India formally complained on the eve of the visit about the $46bn Pakistan investment because it includes infrastructure for a trade route through territory that India officially claims. That complaint may have been in response to an authoritative Chinese writer complaining that Modi in February had visited Arunachal Pradesh, an Indian state that China claims, two days before he went to Beijing. This squabbling did not seem to do anything to spoil the visit, but it enabled India to show more toughness than it might have done in the past.
There was no real progress on the defining the border, despite expectations among some China watchers in Delhi a few weeks ago that Xi had a dramatic new proposal to unveil. There was however agreement on military exchanges and expanding direct links between both sides’ army commanders. There also seems to have been no change on China’s intentionally provocative way of only issuing visas stapled into passports of Indian’s from Arunachal.
Modi did however surprisingly agree to introduce e-visas for Chinese visitors, making it the 77th country to get that facility. Modi announced it addressing students and faculty at Tsinghua University in Beijing even though, just a few hours earlier, his usually well-informed foreign secretary, Subrahmanyam Jaishankar, had briefed journalists that “no decision has been taken yet”. Jaishankar chooses his words carefully and the “yet” maybe should have led journalists to realise that it was still possible Modi would over-rule objections from security officials in the Home Ministry.

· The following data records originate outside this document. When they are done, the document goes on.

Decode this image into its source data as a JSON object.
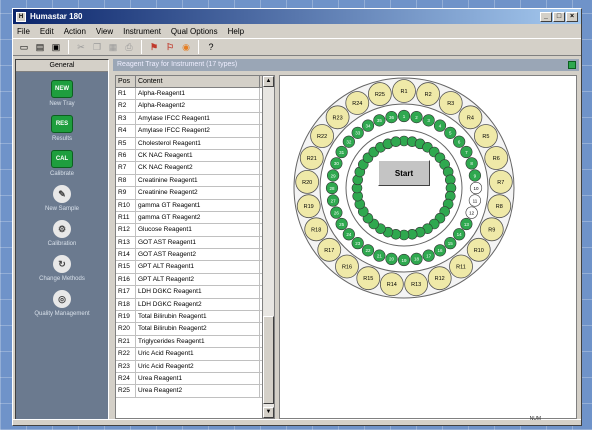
{
  "window": {
    "title": "Humastar 180",
    "controls": [
      "_",
      "□",
      "×"
    ]
  },
  "menu": [
    "File",
    "Edit",
    "Action",
    "View",
    "Instrument",
    "Qual Options",
    "Help"
  ],
  "toolbar": {
    "icons": [
      "new-icon",
      "open-icon",
      "save-icon",
      "cut-icon",
      "copy-icon",
      "paste-icon",
      "print-icon",
      "flag-red-icon",
      "flag-icon",
      "stop-icon",
      "help-icon"
    ]
  },
  "left_panel": {
    "header": "General",
    "items": [
      {
        "label": "New Tray",
        "icon_text": "NEW"
      },
      {
        "label": "Results",
        "icon_text": "RES"
      },
      {
        "label": "Calibrate",
        "icon_text": "CAL"
      },
      {
        "label": "New Sample",
        "icon_text": "✎"
      },
      {
        "label": "Calibration",
        "icon_text": "⚙"
      },
      {
        "label": "Change Methods",
        "icon_text": "↻"
      },
      {
        "label": "Quality Management",
        "icon_text": "◎"
      }
    ]
  },
  "infobar": {
    "text": "Reagent Tray for Instrument (17 types)"
  },
  "table": {
    "headers": [
      "Pos",
      "Content"
    ],
    "rows": [
      [
        "R1",
        "Alpha-Reagent1"
      ],
      [
        "R2",
        "Alpha-Reagent2"
      ],
      [
        "R3",
        "Amylase IFCC Reagent1"
      ],
      [
        "R4",
        "Amylase IFCC Reagent2"
      ],
      [
        "R5",
        "Cholesterol Reagent1"
      ],
      [
        "R6",
        "CK NAC Reagent1"
      ],
      [
        "R7",
        "CK NAC Reagent2"
      ],
      [
        "R8",
        "Creatinine Reagent1"
      ],
      [
        "R9",
        "Creatinine Reagent2"
      ],
      [
        "R10",
        "gamma GT Reagent1"
      ],
      [
        "R11",
        "gamma GT Reagent2"
      ],
      [
        "R12",
        "Glucose Reagent1"
      ],
      [
        "R13",
        "GOT AST Reagent1"
      ],
      [
        "R14",
        "GOT AST Reagent2"
      ],
      [
        "R15",
        "GPT ALT Reagent1"
      ],
      [
        "R16",
        "GPT ALT Reagent2"
      ],
      [
        "R17",
        "LDH DGKC Reagent1"
      ],
      [
        "R18",
        "LDH DGKC Reagent2"
      ],
      [
        "R19",
        "Total Bilirubin Reagent1"
      ],
      [
        "R20",
        "Total Bilirubin Reagent2"
      ],
      [
        "R21",
        "Triglycerides Reagent1"
      ],
      [
        "R22",
        "Uric Acid Reagent1"
      ],
      [
        "R23",
        "Uric Acid Reagent2"
      ],
      [
        "R24",
        "Urea Reagent1"
      ],
      [
        "R25",
        "Urea Reagent2"
      ]
    ]
  },
  "tray": {
    "start_label": "Start",
    "outer_labels": [
      "R1",
      "R2",
      "R3",
      "R4",
      "R5",
      "R6",
      "R7",
      "R8",
      "R9",
      "R10",
      "R11",
      "R12",
      "R13",
      "R14",
      "R15",
      "R16",
      "R17",
      "R18",
      "R19",
      "R20",
      "R21",
      "R22",
      "R23",
      "R24",
      "R25"
    ],
    "middle_labels": [
      "1",
      "2",
      "3",
      "4",
      "5",
      "6",
      "7",
      "8",
      "9",
      "10",
      "11",
      "12",
      "13",
      "14",
      "15",
      "16",
      "17",
      "18",
      "19",
      "20",
      "21",
      "22",
      "23",
      "24",
      "25",
      "26",
      "27",
      "28",
      "29",
      "30",
      "31",
      "32",
      "33",
      "34",
      "35",
      "36"
    ],
    "colors": {
      "reagent": "#efe9a8",
      "sample": "#2fa84f",
      "empty": "#ffffff"
    }
  },
  "status": {
    "text": "NUM"
  }
}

It is not clear however what if anything he got from the Chinese in response to the controversial decision.
Like the oratory and official statements, the dollar investment figures do little to indicate how many projects will come about, and statements during the visit implied that there is little sign yet of the ease of doing business in India really easing.
That is something that Japanese companies are complaining about after Modi’s apparent failure after he visited Tokyo last year to set up a special investment management team, with two Japanese nominees, in his own Prime Minister’s Office – the team has been moved to the industry ministry’s investment promotion department.

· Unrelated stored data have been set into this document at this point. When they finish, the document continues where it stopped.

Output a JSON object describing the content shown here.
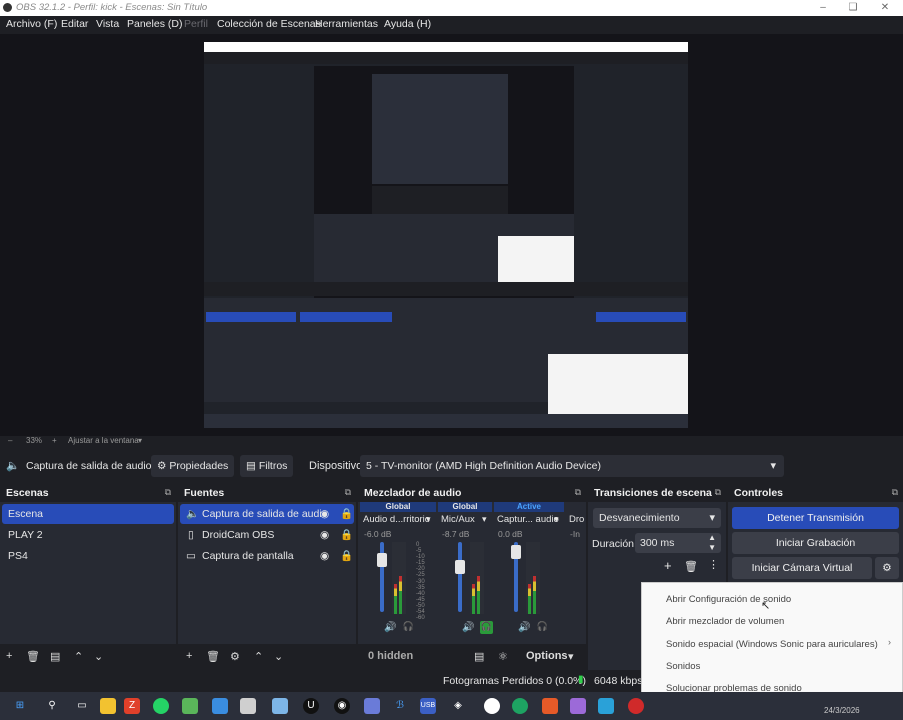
{
  "window": {
    "title": "OBS 32.1.2 - Perfil: kick - Escenas: Sin Título"
  },
  "menu": [
    "Archivo (F)",
    "Editar",
    "Vista",
    "Paneles (D)",
    "Perfil",
    "Colección de Escenas",
    "Herramientas",
    "Ayuda (H)"
  ],
  "status_mini": {
    "zoom": "33%",
    "fit": "Ajustar a la ventana"
  },
  "toolbar": {
    "source": "Captura de salida de audio",
    "properties": "Propiedades",
    "filters": "Filtros",
    "device_label": "Dispositivo",
    "device_value": "5 - TV-monitor (AMD High Definition Audio Device)"
  },
  "scenes": {
    "title": "Escenas",
    "items": [
      "Escena",
      "PLAY 2",
      "PS4"
    ]
  },
  "sources": {
    "title": "Fuentes",
    "items": [
      "Captura de salida de audio",
      "DroidCam OBS",
      "Captura de pantalla"
    ]
  },
  "mixer": {
    "title": "Mezclador de audio",
    "channels": [
      {
        "tag": "Global",
        "name": "Audio d...rritorio",
        "db": "-6.0 dB"
      },
      {
        "tag": "Global",
        "name": "Mic/Aux",
        "db": "-8.7 dB"
      },
      {
        "tag": "Active",
        "name": "Captur... audio",
        "db": "0.0 dB"
      },
      {
        "tag": "",
        "name": "Dro",
        "db": "-In"
      }
    ],
    "scale": [
      "0",
      "-5",
      "-10",
      "-15",
      "-20",
      "-25",
      "-30",
      "-35",
      "-40",
      "-45",
      "-50",
      "-54",
      "-60"
    ],
    "hidden": "0 hidden",
    "options": "Options"
  },
  "transitions": {
    "title": "Transiciones de escena",
    "type": "Desvanecimiento",
    "duration_label": "Duración",
    "duration_value": "300 ms"
  },
  "controls": {
    "title": "Controles",
    "stop_stream": "Detener Transmisión",
    "start_recording": "Iniciar Grabación",
    "virtual_cam": "Iniciar Cámara Virtual"
  },
  "context_menu": [
    "Abrir Configuración de sonido",
    "Abrir mezclador de volumen",
    "Sonido espacial (Windows Sonic para auriculares)",
    "Sonidos",
    "Solucionar problemas de sonido"
  ],
  "status": {
    "dropped": "Fotogramas Perdidos 0 (0.0%)",
    "bitrate": "6048 kbps"
  },
  "clock": {
    "date": "24/3/2026"
  },
  "colors": {
    "accent": "#284cb8",
    "bg": "#1e1f24",
    "dock": "#272a33"
  }
}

This all indicates that, while Modi has done well on his foreign trips, he has failed in his first year to work hard enough in India to clear investment blockages and ensure that bureaucrats at all levels implement the changes that have been made. He was elected a year ago primarily to make India work better. As I wrote here on May 11, he now needs to have fewer grandiose trips abroad and personally focus on running India.